# MT A181-01 Informal Geometry

## Time/Place

This section of the course (Spring 2002) meets Tuesdays and Thursdays from 11:00-12:15 in Ritter Hall 316.

## General Description

We will be exploring basic notions of Euclidean and non-Euclidean geometries. The name of the course is a bit midleading; geometry as we study it in mathematics is manifestly a formal subject -- the whole idea is to "formalize" intuitive notions of "straightness", "angle", "area", etc. The "informal" in the course title refers to our pedagogical approach which emphasizes experimentation, conjecture, and discussion vs. formal proofs. The goal of the course is to convey some of the beauty of geometry as well as an appreciation of the central role geometry has played in the intellectual history of humankind.

Here is the course schedule which gives the specific topics to be covered and corresponding section numbers in the book.

There is also a very terse course description contained in the SLU Undergraduate Catalog (PDF format). The course prerequisite is MT A120 College Algebra.

## Textbook Information

The required text for the course is
*Experiencing Geometry: In Euclidean, Spherical, and Hyperbolic Spaces,
2nd ed.* by
David W. Henderson
of Cornell University.
Students can get the text from the
SLU Bookstore.
The author maintains a nice
website with some errata, supplements, and links to other geometry-oriented
web pages.

## Homework and Exams

There will be some homework problems every week, unless otherwise indicated. Here is the latest homework assignment. You are encouraged to discuss homework problems with your classmates, but each student should prepare his or her own set of solutions.

There will be a midterm exam Thursday, March 7th worth 20% of your final grade. The final exam is scheduled for Thursday, May 9th from 12:00-1:50PM; it is comprehensive and is worth 30% of your final grade. All students will do a semester project also worth 30%; details will be provided as the semester progresses.

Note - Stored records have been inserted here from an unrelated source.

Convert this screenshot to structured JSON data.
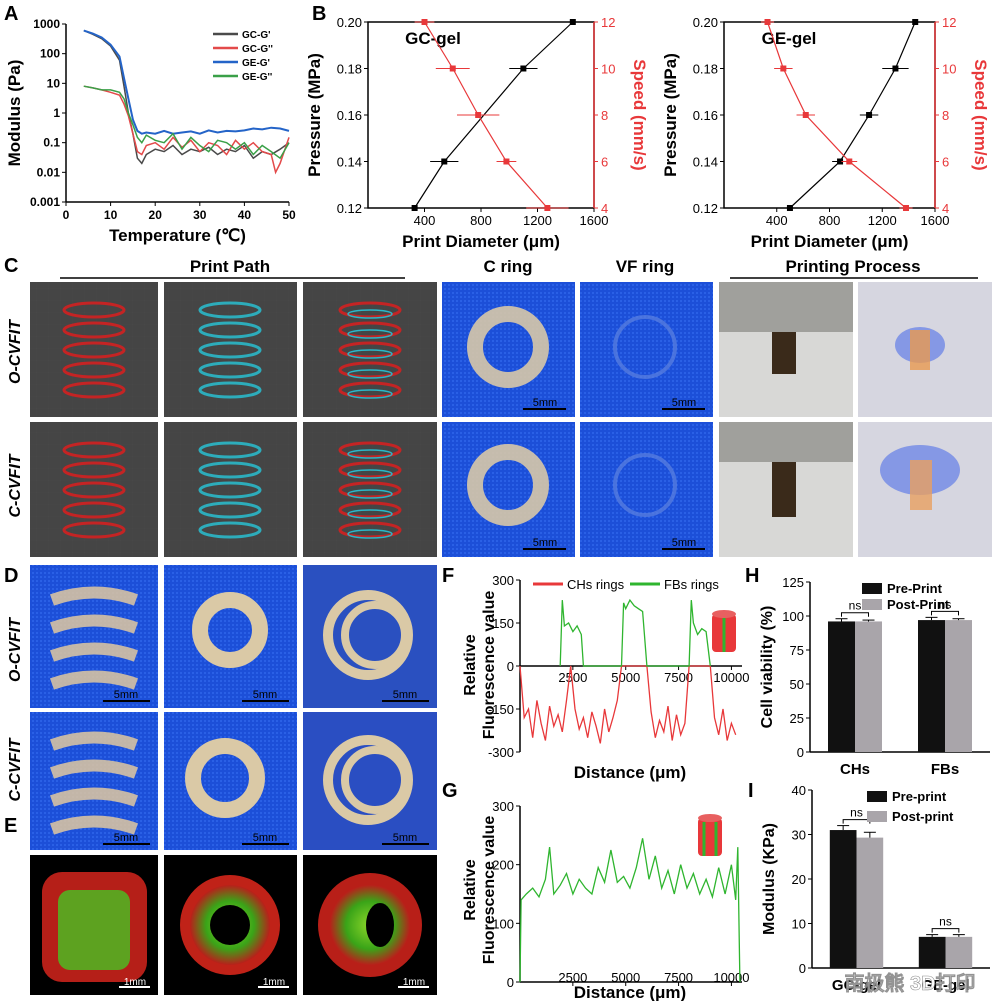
{
  "panels": {
    "A": "A",
    "B": "B",
    "C": "C",
    "D": "D",
    "E": "E",
    "F": "F",
    "G": "G",
    "H": "H",
    "I": "I"
  },
  "colors": {
    "gc_gp": "#4a4a4a",
    "gc_gpp": "#e34a4a",
    "ge_gp": "#2464c8",
    "ge_gpp": "#3aa048",
    "red": "#e8383a",
    "green": "#2fb52f",
    "black": "#111111",
    "gray": "#a9a5aa"
  },
  "panel_c": {
    "print_path": "Print Path",
    "c_ring": "C ring",
    "vf_ring": "VF ring",
    "printing_process": "Printing Process",
    "row1": "O-CVFIT",
    "row2": "C-CVFIT",
    "scale": "5mm"
  },
  "panel_d": {
    "row1": "O-CVFIT",
    "row2": "C-CVFIT",
    "scale": "5mm"
  },
  "panel_e": {
    "scale": "1mm"
  },
  "watermark": "南极熊 3D打印",
  "chart_data": [
    {
      "id": "A",
      "type": "line",
      "xlabel": "Temperature (℃)",
      "ylabel": "Modulus (Pa)",
      "xlim": [
        0,
        50
      ],
      "ylim": [
        0.001,
        1000
      ],
      "yscale": "log",
      "xticks": [
        0,
        10,
        20,
        30,
        40,
        50
      ],
      "yticks": [
        "0.001",
        "0.01",
        "0.1",
        "1",
        "10",
        "100",
        "1000"
      ],
      "legend": [
        "GC-G'",
        "GC-G''",
        "GE-G'",
        "GE-G''"
      ],
      "series": [
        {
          "name": "GC-G'",
          "x": [
            4,
            6,
            8,
            10,
            12,
            13,
            14,
            15,
            16,
            17,
            18,
            20,
            22,
            24,
            26,
            28,
            30,
            32,
            34,
            36,
            38,
            40,
            42,
            44,
            46,
            48,
            50
          ],
          "y": [
            600,
            450,
            320,
            180,
            60,
            8,
            1,
            0.2,
            0.03,
            0.02,
            0.04,
            0.06,
            0.05,
            0.08,
            0.04,
            0.06,
            0.05,
            0.07,
            0.04,
            0.06,
            0.05,
            0.08,
            0.03,
            0.05,
            0.04,
            0.06,
            0.1
          ]
        },
        {
          "name": "GC-G''",
          "x": [
            4,
            6,
            8,
            10,
            12,
            13,
            14,
            15,
            16,
            17,
            18,
            20,
            22,
            24,
            26,
            28,
            30,
            32,
            34,
            36,
            38,
            40,
            42,
            44,
            46,
            47,
            48,
            50
          ],
          "y": [
            8,
            7,
            6,
            5,
            4,
            2,
            0.8,
            0.2,
            0.05,
            0.04,
            0.08,
            0.1,
            0.06,
            0.15,
            0.07,
            0.12,
            0.05,
            0.1,
            0.08,
            0.04,
            0.12,
            0.06,
            0.1,
            0.05,
            0.04,
            0.01,
            0.02,
            0.15
          ]
        },
        {
          "name": "GE-G'",
          "x": [
            4,
            6,
            8,
            10,
            12,
            13,
            14,
            15,
            16,
            17,
            18,
            20,
            22,
            24,
            26,
            28,
            30,
            32,
            34,
            36,
            38,
            40,
            42,
            44,
            46,
            48,
            50
          ],
          "y": [
            600,
            480,
            350,
            200,
            80,
            15,
            3,
            0.6,
            0.25,
            0.2,
            0.22,
            0.2,
            0.25,
            0.2,
            0.22,
            0.24,
            0.2,
            0.26,
            0.22,
            0.25,
            0.24,
            0.26,
            0.3,
            0.28,
            0.32,
            0.3,
            0.25
          ]
        },
        {
          "name": "GE-G''",
          "x": [
            4,
            6,
            8,
            10,
            12,
            13,
            14,
            15,
            16,
            17,
            18,
            20,
            22,
            24,
            26,
            28,
            30,
            32,
            34,
            36,
            38,
            40,
            42,
            44,
            46,
            48,
            50
          ],
          "y": [
            8,
            7,
            6,
            6,
            5,
            3,
            1,
            0.4,
            0.15,
            0.1,
            0.18,
            0.12,
            0.1,
            0.2,
            0.06,
            0.15,
            0.08,
            0.05,
            0.12,
            0.1,
            0.06,
            0.1,
            0.04,
            0.08,
            0.05,
            0.03,
            0.1
          ]
        }
      ]
    },
    {
      "id": "B1",
      "type": "scatter",
      "title": "GC-gel",
      "xlabel": "Print Diameter (μm)",
      "ylabel": "Pressure (MPa)",
      "y2label": "Speed (mm/s)",
      "xlim": [
        0,
        1600
      ],
      "ylim": [
        0.12,
        0.2
      ],
      "y2lim": [
        4,
        12
      ],
      "xticks": [
        400,
        800,
        1200,
        1600
      ],
      "yticks": [
        "0.12",
        "0.14",
        "0.16",
        "0.18",
        "0.20"
      ],
      "y2ticks": [
        "4",
        "6",
        "8",
        "10",
        "12"
      ],
      "series": [
        {
          "name": "Pressure",
          "x": [
            330,
            540,
            1100,
            1450
          ],
          "y": [
            0.12,
            0.14,
            0.18,
            0.2
          ],
          "xerr": [
            50,
            100,
            100,
            100
          ]
        },
        {
          "name": "Speed",
          "x": [
            1270,
            980,
            780,
            600,
            400
          ],
          "y": [
            4,
            6,
            8,
            10,
            12
          ],
          "xerr": [
            150,
            70,
            150,
            120,
            70
          ]
        }
      ]
    },
    {
      "id": "B2",
      "type": "scatter",
      "title": "GE-gel",
      "xlabel": "Print Diameter (μm)",
      "ylabel": "Pressure (MPa)",
      "y2label": "Speed (mm/s)",
      "xlim": [
        0,
        1600
      ],
      "ylim": [
        0.12,
        0.2
      ],
      "y2lim": [
        4,
        12
      ],
      "xticks": [
        400,
        800,
        1200,
        1600
      ],
      "yticks": [
        "0.12",
        "0.14",
        "0.16",
        "0.18",
        "0.20"
      ],
      "y2ticks": [
        "4",
        "6",
        "8",
        "10",
        "12"
      ],
      "series": [
        {
          "name": "Pressure",
          "x": [
            500,
            880,
            1100,
            1300,
            1450
          ],
          "y": [
            0.12,
            0.14,
            0.16,
            0.18,
            0.2
          ],
          "xerr": [
            40,
            60,
            70,
            100,
            100
          ]
        },
        {
          "name": "Speed",
          "x": [
            1380,
            950,
            620,
            450,
            330
          ],
          "y": [
            4,
            6,
            8,
            10,
            12
          ],
          "xerr": [
            50,
            60,
            70,
            70,
            50
          ]
        }
      ]
    },
    {
      "id": "F",
      "type": "line",
      "ylabel": "Relative Fluorescence value",
      "xlabel": "Distance (μm)",
      "xlim": [
        0,
        10500
      ],
      "ylim": [
        -300,
        300
      ],
      "xticks": [
        "2500",
        "5000",
        "7500",
        "10000"
      ],
      "yticks": [
        "-300",
        "-150",
        "0",
        "150",
        "300"
      ],
      "legend": [
        "CHs rings",
        "FBs rings"
      ],
      "series": [
        {
          "name": "CHs rings",
          "x": [
            0,
            200,
            400,
            600,
            800,
            1000,
            1200,
            1400,
            1600,
            1800,
            2000,
            2200,
            2400,
            2600,
            2800,
            3000,
            3200,
            3400,
            3600,
            3800,
            4000,
            4200,
            4400,
            4600,
            4800,
            6000,
            6200,
            6400,
            6600,
            6800,
            7000,
            7200,
            7400,
            7600,
            7800,
            8000,
            9000,
            9200,
            9400,
            9600,
            9800,
            10000,
            10200
          ],
          "y": [
            0,
            -180,
            -150,
            -250,
            -120,
            -200,
            -260,
            -140,
            -210,
            -170,
            -230,
            -120,
            0,
            -150,
            -220,
            -180,
            -250,
            -160,
            -210,
            -270,
            -150,
            -230,
            -180,
            -120,
            0,
            0,
            -160,
            -250,
            -190,
            -230,
            -140,
            -260,
            -170,
            -240,
            -200,
            0,
            0,
            -180,
            -240,
            -150,
            -260,
            -200,
            -240
          ]
        },
        {
          "name": "FBs rings",
          "x": [
            1900,
            2000,
            2100,
            2300,
            2500,
            2700,
            2900,
            3000,
            4800,
            4900,
            5000,
            5200,
            5400,
            5600,
            5800,
            6000,
            8000,
            8100,
            8200,
            8400,
            8600,
            8800,
            9000
          ],
          "y": [
            0,
            230,
            140,
            150,
            120,
            140,
            110,
            0,
            0,
            220,
            200,
            230,
            210,
            200,
            190,
            0,
            0,
            230,
            150,
            110,
            130,
            120,
            0
          ]
        }
      ]
    },
    {
      "id": "G",
      "type": "line",
      "ylabel": "Relative Fluorescence value",
      "xlabel": "Distance (μm)",
      "xlim": [
        0,
        10500
      ],
      "ylim": [
        0,
        300
      ],
      "xticks": [
        "2500",
        "5000",
        "7500",
        "10000"
      ],
      "yticks": [
        "0",
        "100",
        "200",
        "300"
      ],
      "series": [
        {
          "name": "",
          "x": [
            0,
            50,
            300,
            600,
            900,
            1200,
            1400,
            1600,
            1900,
            2200,
            2500,
            2800,
            3100,
            3400,
            3700,
            4000,
            4300,
            4600,
            4900,
            5200,
            5500,
            5800,
            6100,
            6400,
            6700,
            7000,
            7300,
            7600,
            7900,
            8200,
            8500,
            8800,
            9100,
            9400,
            9700,
            10000,
            10200,
            10300,
            10400
          ],
          "y": [
            0,
            140,
            150,
            160,
            145,
            175,
            230,
            150,
            165,
            185,
            150,
            175,
            160,
            150,
            195,
            170,
            225,
            170,
            180,
            160,
            195,
            245,
            175,
            215,
            160,
            190,
            150,
            200,
            160,
            185,
            150,
            175,
            145,
            195,
            150,
            200,
            140,
            230,
            0
          ]
        }
      ]
    },
    {
      "id": "H",
      "type": "bar",
      "categories": [
        "CHs",
        "FBs"
      ],
      "ylabel": "Cell viability (%)",
      "ylim": [
        0,
        125
      ],
      "yticks": [
        "0",
        "25",
        "50",
        "75",
        "100",
        "125"
      ],
      "legend": [
        "Pre-Print",
        "Post-Print"
      ],
      "annotation": "ns",
      "series": [
        {
          "name": "Pre-Print",
          "values": [
            96,
            97
          ],
          "err": [
            2,
            2
          ]
        },
        {
          "name": "Post-Print",
          "values": [
            96,
            97
          ],
          "err": [
            1,
            1
          ]
        }
      ]
    },
    {
      "id": "I",
      "type": "bar",
      "categories": [
        "GC-gel",
        "GE-gel"
      ],
      "ylabel": "Modulus (KPa)",
      "ylim": [
        0,
        40
      ],
      "yticks": [
        "0",
        "10",
        "20",
        "30",
        "40"
      ],
      "legend": [
        "Pre-print",
        "Post-print"
      ],
      "annotation": "ns",
      "series": [
        {
          "name": "Pre-print",
          "values": [
            31,
            7
          ],
          "err": [
            1,
            0.5
          ]
        },
        {
          "name": "Post-print",
          "values": [
            29.3,
            7
          ],
          "err": [
            1.2,
            0.5
          ]
        }
      ]
    }
  ]
}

Class participation (group work) accounts for the remaining 20%. Make-up exams will not be given. The College of Arts & Sciences has a policy concerning academic honesty with which you should be familiar.

## Getting help

- The Mathematics Department offers help sessions run by graduate students for all lower division courses. These begin around the second week of classes and are held in Ritter Hall Room 23, Mondays 10-2, Tuesdays 9-2, Wednesdays 11-2, Thursdays 10-2, and Fridays 10-Noon. This is a great (and underutilized) resource!
- Free tutoring is also available from Student Educational Services in the Academic Resources Center, Room 016, phone 977-3319.
- There is a helpful handout distributed by the Mathematics Department called Success in Mathematics which discusses study skills, problem solving techniques, studying for and taking exams.
- Most importantly, you should come to my office hours which are 10-11AM on Monday, Wednesday, and Friday in Ritter Hall 127.